What's your idea of heaven on earth?
Hey Guys!
I’m busy planning my next Yoga getaway.
Yes, I’m thrilled to be hosting another retreat.
Just this week, I met with Chef Maria, also a student of mine, to sketch out the menus. Maria has helped me in the past with the catering aspect of the Yoga retreats, and now she’s doing so in a more official capacity. I’m super psyched to have her onboard! This way I know the food prep is in excellent hands, and I can focus even more energy on teaching my awesome students.
Trust me, the menus we are planning are our very best yet. We have our basic outline, and of course will allow for what is freshest/in season/looks good in our final shopping trip before the getaway.
So where are we going? To Upstate New York. In early summer. To spend some precious, rejuvenating time here:

Partial view of our retreat house in Upstate NY. I say "our" like we own the place. Ha! For the weekend, we rent it. One of my dreams is to someday own a retreat center of my own, perhaps some place out West.
One of the students who came to the Fall Harvest retreat I did back in early November of 2010, said that she now thinks of this spot Upstate as a “happy place,” that she returns to from time to time in her mind’s eye when day-to-day life gets to be a bit much. What’s you’re happy place?
I definitely think beautiful mountains and woods, lots of nature, flowers, and green, is happy for me. Plus beautiful rocks and clean, pure, moving water. I love beaches, too. So Colorado but with a temperate beach in my backyard. Ha! Obviously I don’t think of such environs as my day-to-day environment. For me, they’re getaways. (For now; let’s never say never; spending more time in the mountains and on the beach is very possible).
So when I ran across this passage in a book just today, it struck me that this sounded like my Day to Day Heaven on Earth. Check it out:
Situated on the unpaved banks of the Seine in the Parisian suburb of Neuilly, La Roseraie, home to les Madrus, was names for its lush, rose-filled gardens. The property also contained a handsome grape arbor where lunch was served on sunny days. A henhouse was headquarters for two roosters named Ali and Baba, a harem’s worth of chickens, few golden pheasants, and a score of huge Toulouse geese. In addition to this menagerie were a tame gazelle, a goat, a few angora rabbits, and an alley cat that wandered in one day and became part of the family. The villa’s interior contained thousands of books, handsome Arabian carpets, and practical American style furniture.
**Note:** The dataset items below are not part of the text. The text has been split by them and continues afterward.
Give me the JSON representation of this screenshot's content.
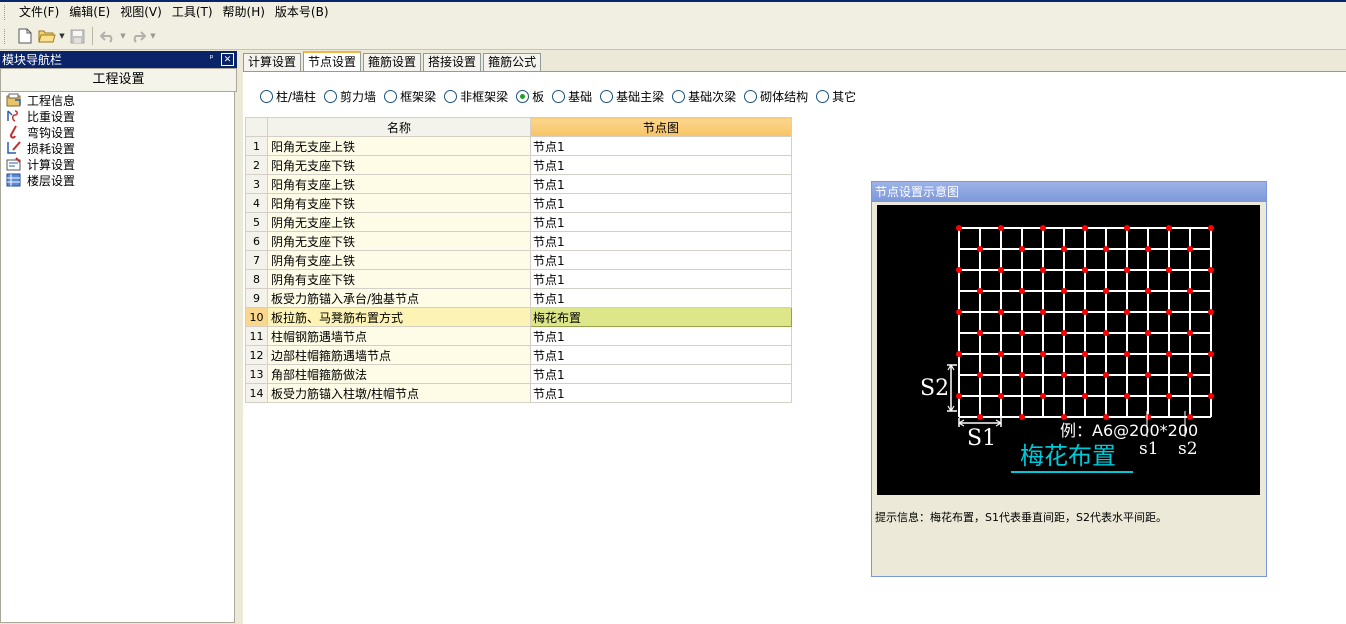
{
  "menubar": {
    "items": [
      "文件(F)",
      "编辑(E)",
      "视图(V)",
      "工具(T)",
      "帮助(H)",
      "版本号(B)"
    ]
  },
  "toolbar": {
    "buttons": [
      "new-file-icon",
      "open-folder-icon",
      "save-icon",
      "undo-icon",
      "redo-icon"
    ]
  },
  "left_panel": {
    "title": "模块导航栏",
    "pin_glyph": "ᵖ",
    "close_glyph": "✕",
    "header": "工程设置",
    "items": [
      {
        "label": "工程信息",
        "icon": "project-info-icon"
      },
      {
        "label": "比重设置",
        "icon": "weight-ratio-icon"
      },
      {
        "label": "弯钩设置",
        "icon": "hook-icon"
      },
      {
        "label": "损耗设置",
        "icon": "loss-icon"
      },
      {
        "label": "计算设置",
        "icon": "calc-icon"
      },
      {
        "label": "楼层设置",
        "icon": "floor-icon"
      }
    ]
  },
  "tabs": [
    {
      "label": "计算设置",
      "active": false
    },
    {
      "label": "节点设置",
      "active": true
    },
    {
      "label": "箍筋设置",
      "active": false
    },
    {
      "label": "搭接设置",
      "active": false
    },
    {
      "label": "箍筋公式",
      "active": false
    }
  ],
  "radios": [
    {
      "label": "柱/墙柱",
      "checked": false
    },
    {
      "label": "剪力墙",
      "checked": false
    },
    {
      "label": "框架梁",
      "checked": false
    },
    {
      "label": "非框架梁",
      "checked": false
    },
    {
      "label": "板",
      "checked": true
    },
    {
      "label": "基础",
      "checked": false
    },
    {
      "label": "基础主梁",
      "checked": false
    },
    {
      "label": "基础次梁",
      "checked": false
    },
    {
      "label": "砌体结构",
      "checked": false
    },
    {
      "label": "其它",
      "checked": false
    }
  ],
  "grid": {
    "columns": [
      "名称",
      "节点图"
    ],
    "selected_row": 10,
    "rows": [
      {
        "num": "1",
        "name": "阳角无支座上铁",
        "value": "节点1"
      },
      {
        "num": "2",
        "name": "阳角无支座下铁",
        "value": "节点1"
      },
      {
        "num": "3",
        "name": "阳角有支座上铁",
        "value": "节点1"
      },
      {
        "num": "4",
        "name": "阳角有支座下铁",
        "value": "节点1"
      },
      {
        "num": "5",
        "name": "阴角无支座上铁",
        "value": "节点1"
      },
      {
        "num": "6",
        "name": "阴角无支座下铁",
        "value": "节点1"
      },
      {
        "num": "7",
        "name": "阴角有支座上铁",
        "value": "节点1"
      },
      {
        "num": "8",
        "name": "阴角有支座下铁",
        "value": "节点1"
      },
      {
        "num": "9",
        "name": "板受力筋锚入承台/独基节点",
        "value": "节点1"
      },
      {
        "num": "10",
        "name": "板拉筋、马凳筋布置方式",
        "value": "梅花布置"
      },
      {
        "num": "11",
        "name": "柱帽钢筋遇墙节点",
        "value": "节点1"
      },
      {
        "num": "12",
        "name": "边部柱帽箍筋遇墙节点",
        "value": "节点1"
      },
      {
        "num": "13",
        "name": "角部柱帽箍筋做法",
        "value": "节点1"
      },
      {
        "num": "14",
        "name": "板受力筋锚入柱墩/柱帽节点",
        "value": "节点1"
      }
    ]
  },
  "diagram": {
    "title": "节点设置示意图",
    "label_s2": "S2",
    "label_s1": "S1",
    "example": "例：A6@200*200",
    "s1": "s1",
    "s2": "s2",
    "caption": "梅花布置",
    "info": "提示信息：梅花布置，S1代表垂直间距，S2代表水平间距。",
    "colors": {
      "grid": "#ffffff",
      "dot": "#ff0000",
      "caption": "#00c8d8",
      "background": "#000000"
    }
  }
}
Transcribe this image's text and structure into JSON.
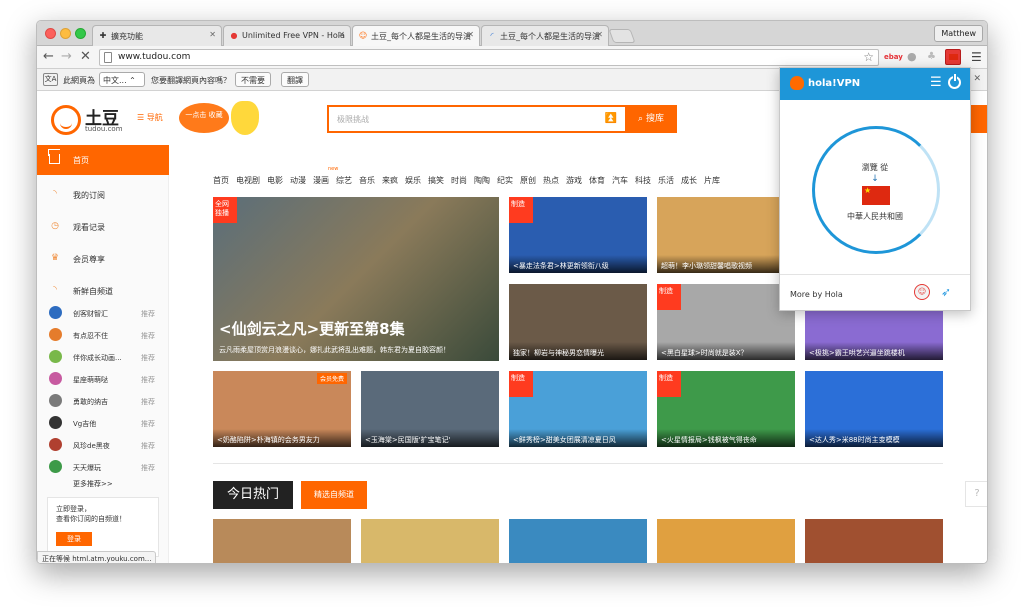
{
  "browser": {
    "tabs": [
      {
        "icon": "puzzle",
        "title": "擴充功能",
        "active": false
      },
      {
        "icon": "vpn",
        "title": "Unlimited Free VPN - Hola",
        "active": false
      },
      {
        "icon": "tudou",
        "title": "土豆_每个人都是生活的导演",
        "active": true
      },
      {
        "icon": "loading",
        "title": "土豆_每个人都是生活的导演",
        "active": false
      }
    ],
    "profile_name": "Matthew",
    "url": "www.tudou.com",
    "translate_bar": {
      "prefix": "此網頁為",
      "language": "中文...",
      "question": "您要翻譯網頁內容嗎？",
      "no_label": "不需要",
      "translate_label": "翻譯"
    },
    "extensions": {
      "ebay": "ebay"
    },
    "status_text": "正在等候 html.atm.youku.com..."
  },
  "site": {
    "logo_text": "土豆",
    "logo_sub": "tudou.com",
    "nav_link": "☰ 导航",
    "promo_text": "一点击\n收藏",
    "search_placeholder": "极限挑战",
    "search_button": "搜库",
    "sidebar": {
      "home": "首页",
      "items": [
        {
          "icon": "rss",
          "label": "我的订阅"
        },
        {
          "icon": "clock",
          "label": "观看记录"
        },
        {
          "icon": "crown",
          "label": "会员尊享"
        },
        {
          "icon": "rss",
          "label": "新鲜自频道"
        }
      ],
      "channels": [
        {
          "name": "创客财智汇",
          "tag": "推荐",
          "color": "#2d6cc0"
        },
        {
          "name": "有点忍不住",
          "tag": "推荐",
          "color": "#e57c2c"
        },
        {
          "name": "伴你成长动画...",
          "tag": "推荐",
          "color": "#79b84a"
        },
        {
          "name": "星座萌萌哒",
          "tag": "推荐",
          "color": "#c75aa0"
        },
        {
          "name": "勇敢的纳吉",
          "tag": "推荐",
          "color": "#7a7a7a"
        },
        {
          "name": "Vg吉他",
          "tag": "推荐",
          "color": "#333333"
        },
        {
          "name": "风珍de黑夜",
          "tag": "推荐",
          "color": "#b04030"
        },
        {
          "name": "天天爆玩",
          "tag": "推荐",
          "color": "#3d9a48"
        }
      ],
      "more": "更多推荐>>",
      "login_line1": "立即登录，",
      "login_line2": "查看你订阅的自频道！",
      "login_button": "登录"
    },
    "categories": [
      "首页",
      "电视剧",
      "电影",
      "动漫",
      "漫画",
      "综艺",
      "音乐",
      "来疯",
      "娱乐",
      "搞笑",
      "时尚",
      "陶陶",
      "纪实",
      "原创",
      "热点",
      "游戏",
      "体育",
      "汽车",
      "科技",
      "乐活",
      "成长",
      "片库"
    ],
    "category_new_tag": "new",
    "featured": {
      "badge": "全网独播",
      "title": "<仙剑云之凡>更新至第8集",
      "subtitle": "云凡雨柔屋顶赏月浪漫谈心，娜扎此武将乱出难题，韩东君为夏自胶容颜！"
    },
    "tiles": [
      {
        "badge": "制造",
        "caption": "<暴走法条君>林更新领衔八级",
        "color": "#2a5db0"
      },
      {
        "badge": "",
        "caption": "超萌！李小璐领甜馨唱歌视频",
        "color": "#d7a45a"
      },
      {
        "badge": "",
        "caption": "独家！柳岩与神秘男恋情曝光",
        "color": "#6b5a48"
      },
      {
        "badge": "制造",
        "caption": "<黑白星球>时尚就是装X？",
        "color": "#c8c8c8"
      },
      {
        "badge": "",
        "caption": "<极挑>霸王哄艺兴逼坐跳楼机",
        "color": "#8a6bd2"
      },
      {
        "badge": "会员免费",
        "caption": "<奶酪陷阱>朴海镇的会务男友力",
        "color": "#c9885a"
      },
      {
        "badge": "",
        "caption": "<玉海棠>民国版'扩宝笔记'",
        "color": "#5a6a7a"
      },
      {
        "badge": "制造",
        "caption": "<鲜秀榜>甜美女团展清凉夏日风",
        "color": "#4aa0d8"
      },
      {
        "badge": "制造",
        "caption": "<火星情报局>钱枫被气得丧命",
        "color": "#3e9a4a"
      },
      {
        "badge": "",
        "caption": "<达人秀>米88时尚主变模模",
        "color": "#2b6fd8"
      }
    ],
    "hot_section": "今日热门",
    "hot_tag": "精选自频道",
    "help": "?"
  },
  "hola": {
    "logo": "hola!VPN",
    "browse_from": "瀏覽 從",
    "arrow": "↓",
    "country": "中華人民共和國",
    "more_by": "More by Hola",
    "colors": {
      "blue": "#1e96d8",
      "orange": "#ff6a00",
      "flag_red": "#de2910"
    }
  }
}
—From Wild At Heart, Natalie Clifford Barney’s Journey From Victorian America to the Literary Salons of Paris, by Suzanne Rodriguez. p. 147
Sounds awesome, doesn’t it? Well, maybe the birds aren’t everyone’s cup of tea, but I think it sounds like fun. Especially the tame gazelle. How cute! I want one! The rose gardens and orchards sound beautiful, especially if someone else is tending them. Ha!

For me, a happy place has plenty of comfy nooks where I can sit and read a book, nap, or lounge and gaze out to a pretty, green, quiet space. This nook at the retreat house fits the bill perfectly. .
So tell me, what’s your happy place? It doesn’t even have to be real.
Feel free to get creative. I think visualization and letting our imaginations run free is an important part of life. It opens us up to creativity and new possibilities, so that we don’t get too closed into the “same old same old.” AKA a RUT! Hey, I’m all about routine to large degree, but shaking things up can be good, too!
A quick food note before I roll: I’ll be posting a really juicy, delicious Persian chicken kebab recipe soon (as soon as I photograph it). My dining table is always a happy place when that kebab recipe is on the menu. Talk to you all soon.